Um, that sounds worse. “I’m not going to make fun of the thing that’s really wrong with you–which is you being an annoying person. No, instead I’m going to make fun of you for being a virgin because we know that’s going to hurt your feelings. But don’t worry! We don’t really care about you being a virgin. We’re just foolin’ with ya, is all!”

This is a bizarre rationalization.

But it underscores what I said in the thread linked above. If only socially inepts are made fun of for being virgins, guess what? Virginity then carries the same stigma of social ineptness. It becomes a proxy for social ineptness for those who are too lazy to look deeper. It becomes a thing that is shameful to be, because it is fodder for someone else’s amusement.

Do you personally know–in real life–an adult virgin? Someone who is 25 years or older and has “come out”?

Because I’m guessing it is likely something you don’t presume in people you befriend. Just like most people don’t assume the guy they get along with is teh gay. I’m wondering if a friend disclosed their history (or lack thereof), would it change anything.

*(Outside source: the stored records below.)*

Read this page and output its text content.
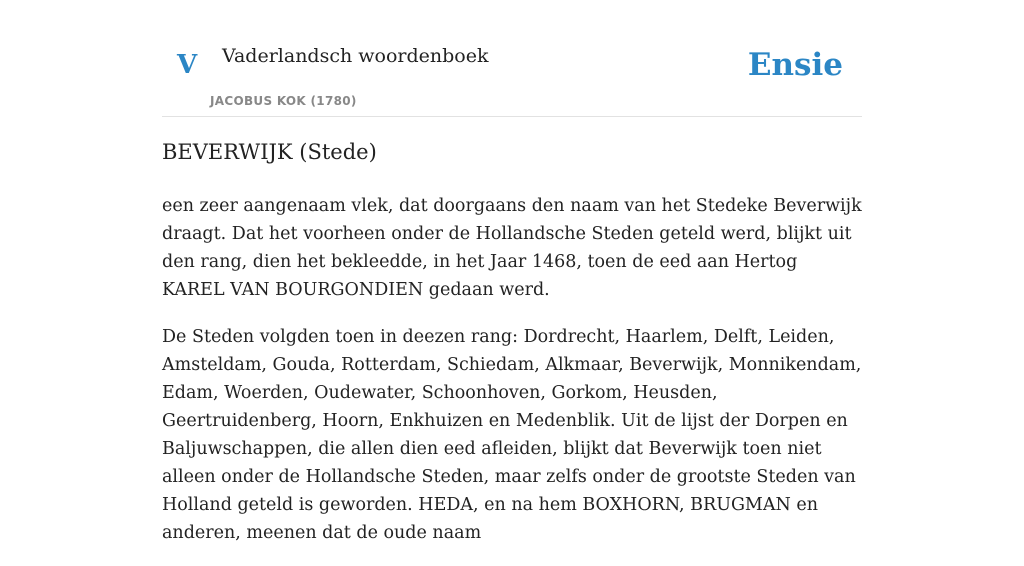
V Vaderlandsch woordenboek
JACOBUS KOK (1780)
Ensie
BEVERWIJK (Stede)

een zeer aangenaam vlek, dat doorgaans den naam van het Stedeke Beverwijk draagt. Dat het voorheen onder de Hollandsche Steden geteld werd, blijkt uit den rang, dien het bekleedde, in het Jaar 1468, toen de eed aan Hertog KAREL VAN BOURGONDIEN gedaan werd.

De Steden volgden toen in deezen rang: Dordrecht, Haarlem, Delft, Leiden, Amsteldam, Gouda, Rotterdam, Schiedam, Alkmaar, Beverwijk, Monnikendam, Edam, Woerden, Oudewater, Schoonhoven, Gorkom, Heusden, Geertruidenberg, Hoorn, Enkhuizen en Medenblik. Uit de lijst der Dorpen en Baljuwschappen, die allen dien eed afleiden, blijkt dat Beverwijk toen niet alleen onder de Hollandsche Steden, maar zelfs onder de grootste Steden van Holland geteld is geworden. HEDA, en na hem BOXHORN, BRUGMAN en anderen, meenen dat de oude naam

We might say a lot of things if we don’t appreciate how much we little we know about people. Like, we might think that adult virgins are all weirdos or freaks if we have in our minds that active sexuality is critical to someone’s psychosocial development. Or, we could consider that marginalization and alienation can cause impaired psychosocial development. Perhaps if people who are outside of the norm weren’t constantly told there must be something wrong with them, they wouldn’t perpetuate behaviors that fulfill this prophesy.

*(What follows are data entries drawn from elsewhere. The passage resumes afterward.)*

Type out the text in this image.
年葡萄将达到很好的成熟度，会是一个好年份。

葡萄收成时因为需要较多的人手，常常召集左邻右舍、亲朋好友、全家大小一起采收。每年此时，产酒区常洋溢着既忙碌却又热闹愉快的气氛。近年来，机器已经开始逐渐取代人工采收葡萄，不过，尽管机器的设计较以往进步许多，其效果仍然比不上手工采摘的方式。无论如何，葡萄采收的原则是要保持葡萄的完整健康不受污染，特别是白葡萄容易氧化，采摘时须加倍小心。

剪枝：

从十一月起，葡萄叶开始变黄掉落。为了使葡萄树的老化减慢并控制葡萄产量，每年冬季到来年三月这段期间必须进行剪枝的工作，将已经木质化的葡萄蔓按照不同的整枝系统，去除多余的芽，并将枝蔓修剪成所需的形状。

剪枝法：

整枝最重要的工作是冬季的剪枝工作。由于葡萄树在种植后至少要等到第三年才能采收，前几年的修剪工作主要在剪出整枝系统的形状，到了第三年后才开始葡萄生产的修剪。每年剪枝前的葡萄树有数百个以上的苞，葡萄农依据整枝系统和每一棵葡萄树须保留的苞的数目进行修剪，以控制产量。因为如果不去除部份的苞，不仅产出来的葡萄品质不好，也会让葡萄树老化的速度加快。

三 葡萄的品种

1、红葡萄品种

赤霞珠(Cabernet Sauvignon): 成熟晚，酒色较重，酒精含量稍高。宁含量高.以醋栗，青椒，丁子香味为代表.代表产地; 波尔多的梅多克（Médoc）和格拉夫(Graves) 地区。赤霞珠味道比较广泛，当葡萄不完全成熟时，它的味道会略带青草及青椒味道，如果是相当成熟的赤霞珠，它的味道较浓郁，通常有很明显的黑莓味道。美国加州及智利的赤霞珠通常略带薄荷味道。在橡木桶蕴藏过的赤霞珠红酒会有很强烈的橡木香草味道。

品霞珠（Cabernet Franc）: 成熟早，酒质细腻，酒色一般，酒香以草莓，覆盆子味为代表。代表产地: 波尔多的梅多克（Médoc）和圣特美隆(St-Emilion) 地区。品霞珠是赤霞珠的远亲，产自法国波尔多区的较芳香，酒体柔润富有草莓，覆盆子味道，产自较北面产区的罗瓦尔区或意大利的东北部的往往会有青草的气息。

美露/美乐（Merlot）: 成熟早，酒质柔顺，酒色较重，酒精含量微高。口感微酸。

Sure. I’m all about developing a thick skin. I’m also a fan of staying away from mouthy, opinionated people who joke around too much.

But I also don’t think it hurts anyone to consider whether their beliefs are reasonable and whether they need to be expressed.

What “usefulness” did it ever have?

I’m not saying it was better or worse. It’s just different.

I agree. That’s exactly what happens.

I’ve never once in my life even pondered whether someone I know is an adult virgin. I don’t care. I don’t know anyone else who cares.

But it is far outside the norm. If you start a thread about being an adult virgin, honest people are going to say that. If you ask kind friends they’ll tell you that if they’re being honest. If you’re lucky they’ll try to soften the blow, because it’s an instance where the truth would probably upset most people.

My only point is, none of the above is ‘shaming’, but some people want to believe it is.

I don’t like mouthy opinionated people either.

It hurts adult virgins to consider that other people’s beliefs about them are reasonable, and that’s a real shame. I don’t want anyone to suffer. But people with negative beliefs about adult virgins aren’t necessarily shaming them. They’re shaming them if they’re mean or cruel or mocking.

THIS x 1000.

While the rest of your post is valid, I don’t agree, however, that everyone in your social circle has guessed or even thinks about it. I guarantee you people think less about you than you think, and since you never talk about anyone, that doesn’t necessarily equate “virgin”. I’ve met people like you and I just figure they like their space. Hell, my best friend never dates or goes out with anyone. She’s happy with her cats. I have never questioned her status. She’s my age, so she’s fixed in her ways somewhat, and doesn’t feel the need to change to accommodate a man - but there isn’t some magical “virgin” indicator.